Dans son allocution devant l'Assemblée, le Procureur a conclu en rappelant que le prochain 20ème anniversaire du Statut de Rome constituera un moment symbolique à saisir pour renouveler l'engagement en faveur de la lutte contre l'impunité pour les crimes les plus graves qui préoccupent la communauté internationale. « Ce qui est nécessaire, aujourd'hui plus que jamais, c'est une plus grande reconnaissance de la nécessité de renforcer la Cour et l'évolution du système de justice pénale internationale. Il appartient en premier lieu aux États parties, en tant que gardiens du Statut de Rome, de rester fermement attachés à ses valeurs et de promouvoir davantage son impact positif dans la pratique », a-t-elle déclaré.

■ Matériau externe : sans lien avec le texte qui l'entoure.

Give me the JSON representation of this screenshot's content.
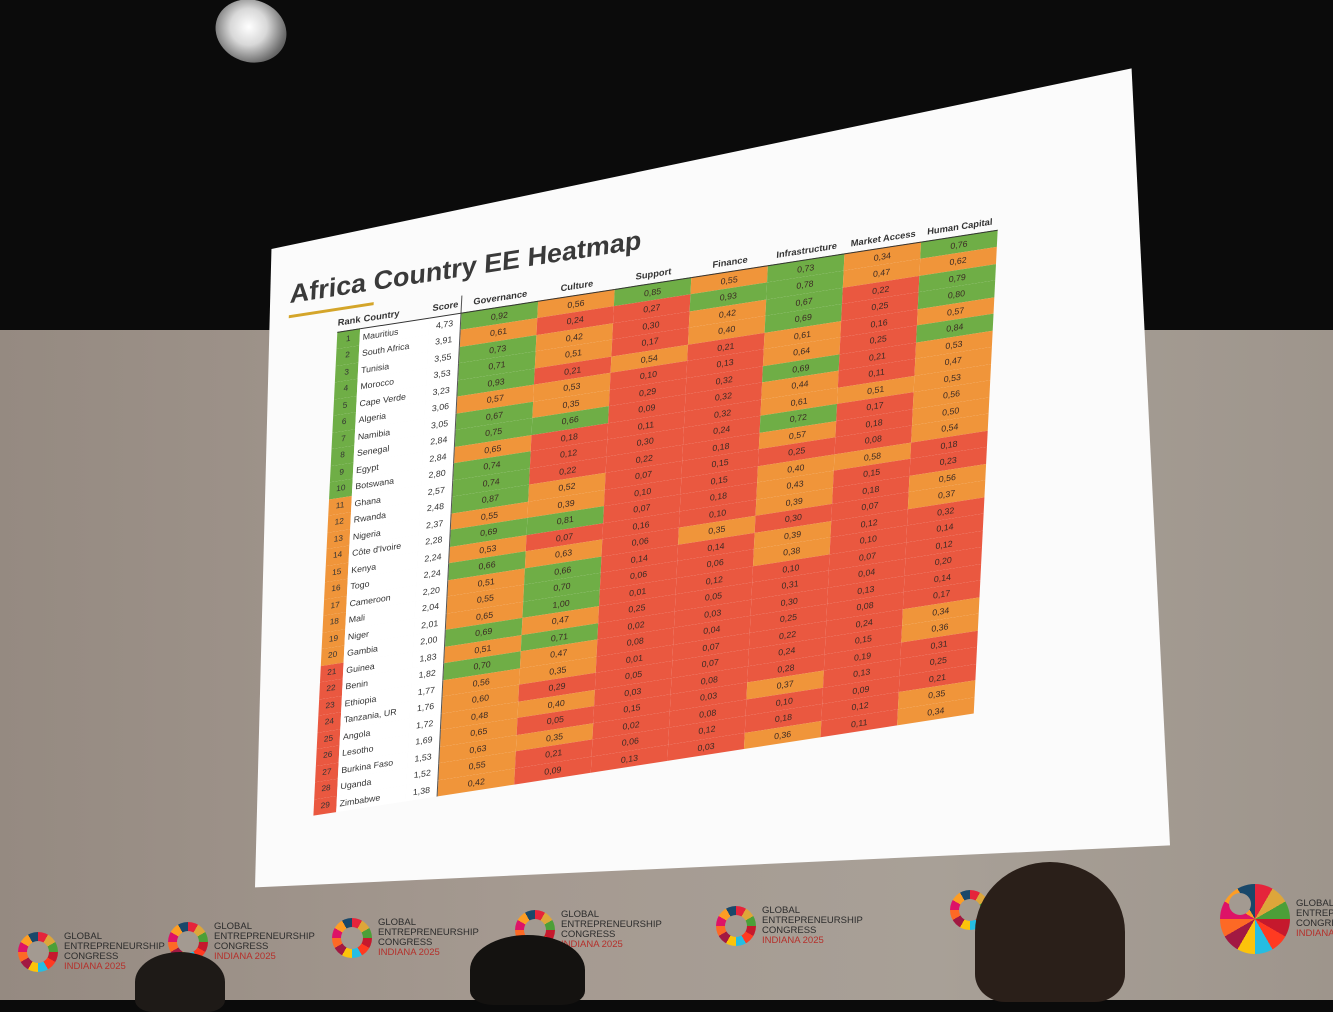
{
  "slide": {
    "title": "Africa Country EE Heatmap",
    "headers": {
      "rank": "Rank",
      "country": "Country",
      "score": "Score",
      "dimensions": [
        "Governance",
        "Culture",
        "Support",
        "Finance",
        "Infrastructure",
        "Market Access",
        "Human Capital"
      ]
    },
    "rows": [
      {
        "rank": "1",
        "country": "Mauritius",
        "score": "4,73",
        "values": [
          "0,92",
          "0,56",
          "0,85",
          "0,55",
          "0,73",
          "0,34",
          "0,76"
        ]
      },
      {
        "rank": "2",
        "country": "South Africa",
        "score": "3,91",
        "values": [
          "0,61",
          "0,24",
          "0,27",
          "0,93",
          "0,78",
          "0,47",
          "0,62"
        ]
      },
      {
        "rank": "3",
        "country": "Tunisia",
        "score": "3,55",
        "values": [
          "0,73",
          "0,42",
          "0,30",
          "0,42",
          "0,67",
          "0,22",
          "0,79"
        ]
      },
      {
        "rank": "4",
        "country": "Morocco",
        "score": "3,53",
        "values": [
          "0,71",
          "0,51",
          "0,17",
          "0,40",
          "0,69",
          "0,25",
          "0,80"
        ]
      },
      {
        "rank": "5",
        "country": "Cape Verde",
        "score": "3,23",
        "values": [
          "0,93",
          "0,21",
          "0,54",
          "0,21",
          "0,61",
          "0,16",
          "0,57"
        ]
      },
      {
        "rank": "6",
        "country": "Algeria",
        "score": "3,06",
        "values": [
          "0,57",
          "0,53",
          "0,10",
          "0,13",
          "0,64",
          "0,25",
          "0,84"
        ]
      },
      {
        "rank": "7",
        "country": "Namibia",
        "score": "3,05",
        "values": [
          "0,67",
          "0,35",
          "0,29",
          "0,32",
          "0,69",
          "0,21",
          "0,53"
        ]
      },
      {
        "rank": "8",
        "country": "Senegal",
        "score": "2,84",
        "values": [
          "0,75",
          "0,66",
          "0,09",
          "0,32",
          "0,44",
          "0,11",
          "0,47"
        ]
      },
      {
        "rank": "9",
        "country": "Egypt",
        "score": "2,84",
        "values": [
          "0,65",
          "0,18",
          "0,11",
          "0,32",
          "0,61",
          "0,51",
          "0,53"
        ]
      },
      {
        "rank": "10",
        "country": "Botswana",
        "score": "2,80",
        "values": [
          "0,74",
          "0,12",
          "0,30",
          "0,24",
          "0,72",
          "0,17",
          "0,56"
        ]
      },
      {
        "rank": "11",
        "country": "Ghana",
        "score": "2,57",
        "values": [
          "0,74",
          "0,22",
          "0,22",
          "0,18",
          "0,57",
          "0,18",
          "0,50"
        ]
      },
      {
        "rank": "12",
        "country": "Rwanda",
        "score": "2,48",
        "values": [
          "0,87",
          "0,52",
          "0,07",
          "0,15",
          "0,25",
          "0,08",
          "0,54"
        ]
      },
      {
        "rank": "13",
        "country": "Nigeria",
        "score": "2,37",
        "values": [
          "0,55",
          "0,39",
          "0,10",
          "0,15",
          "0,40",
          "0,58",
          "0,18"
        ]
      },
      {
        "rank": "14",
        "country": "Côte d'Ivoire",
        "score": "2,28",
        "values": [
          "0,69",
          "0,81",
          "0,07",
          "0,18",
          "0,43",
          "0,15",
          "0,23"
        ]
      },
      {
        "rank": "15",
        "country": "Kenya",
        "score": "2,24",
        "values": [
          "0,53",
          "0,07",
          "0,16",
          "0,10",
          "0,39",
          "0,18",
          "0,56"
        ]
      },
      {
        "rank": "16",
        "country": "Togo",
        "score": "2,24",
        "values": [
          "0,66",
          "0,63",
          "0,06",
          "0,35",
          "0,30",
          "0,07",
          "0,37"
        ]
      },
      {
        "rank": "17",
        "country": "Cameroon",
        "score": "2,20",
        "values": [
          "0,51",
          "0,66",
          "0,14",
          "0,14",
          "0,39",
          "0,12",
          "0,32"
        ]
      },
      {
        "rank": "18",
        "country": "Mali",
        "score": "2,04",
        "values": [
          "0,55",
          "0,70",
          "0,06",
          "0,06",
          "0,38",
          "0,10",
          "0,14"
        ]
      },
      {
        "rank": "19",
        "country": "Niger",
        "score": "2,01",
        "values": [
          "0,65",
          "1,00",
          "0,01",
          "0,12",
          "0,10",
          "0,07",
          "0,12"
        ]
      },
      {
        "rank": "20",
        "country": "Gambia",
        "score": "2,00",
        "values": [
          "0,69",
          "0,47",
          "0,25",
          "0,05",
          "0,31",
          "0,04",
          "0,20"
        ]
      },
      {
        "rank": "21",
        "country": "Guinea",
        "score": "1,83",
        "values": [
          "0,51",
          "0,71",
          "0,02",
          "0,03",
          "0,30",
          "0,13",
          "0,14"
        ]
      },
      {
        "rank": "22",
        "country": "Benin",
        "score": "1,82",
        "values": [
          "0,70",
          "0,47",
          "0,08",
          "0,04",
          "0,25",
          "0,08",
          "0,17"
        ]
      },
      {
        "rank": "23",
        "country": "Ethiopia",
        "score": "1,77",
        "values": [
          "0,56",
          "0,35",
          "0,01",
          "0,07",
          "0,22",
          "0,24",
          "0,34"
        ]
      },
      {
        "rank": "24",
        "country": "Tanzania, UR",
        "score": "1,76",
        "values": [
          "0,60",
          "0,29",
          "0,05",
          "0,07",
          "0,24",
          "0,15",
          "0,36"
        ]
      },
      {
        "rank": "25",
        "country": "Angola",
        "score": "1,72",
        "values": [
          "0,48",
          "0,40",
          "0,03",
          "0,08",
          "0,28",
          "0,19",
          "0,31"
        ]
      },
      {
        "rank": "26",
        "country": "Lesotho",
        "score": "1,69",
        "values": [
          "0,65",
          "0,05",
          "0,15",
          "0,03",
          "0,37",
          "0,13",
          "0,25"
        ]
      },
      {
        "rank": "27",
        "country": "Burkina Faso",
        "score": "1,53",
        "values": [
          "0,63",
          "0,35",
          "0,02",
          "0,08",
          "0,10",
          "0,09",
          "0,21"
        ]
      },
      {
        "rank": "28",
        "country": "Uganda",
        "score": "1,52",
        "values": [
          "0,55",
          "0,21",
          "0,06",
          "0,12",
          "0,18",
          "0,12",
          "0,35"
        ]
      },
      {
        "rank": "29",
        "country": "Zimbabwe",
        "score": "1,38",
        "values": [
          "0,42",
          "0,09",
          "0,13",
          "0,03",
          "0,36",
          "0,11",
          "0,34"
        ]
      }
    ]
  },
  "banner": {
    "line1": "GLOBAL",
    "line2": "ENTREPRENEURSHIP",
    "line3": "CONGRESS",
    "line4": "INDIANA 2025"
  },
  "colors": {
    "high": "#6fae46",
    "mid": "#f0953a",
    "low": "#ea5840",
    "accent_rule": "#d4a52a"
  }
}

La CPI, régie par le Statut de Rome, est la première institution internationale permanente créée par traité pour contribuer à mettre fin à l'impunité des auteurs des crimes les plus graves qui touchent la communauté internationale, à savoir les crimes contre l'humanité, les crimes de guerre et le génocide, ainsi que potentiellement le crime d'agression dans l'avenir. En vertu de l'article 112 du Statut de Rome, l'Assemblée est le principal administrateur et le corps législatif de la CPI. Elle est composée de représentants des États qui ont ratifié et adhéré au Statut de Rome. À ce jour, la CPI est forte de la participation de 123 États parties.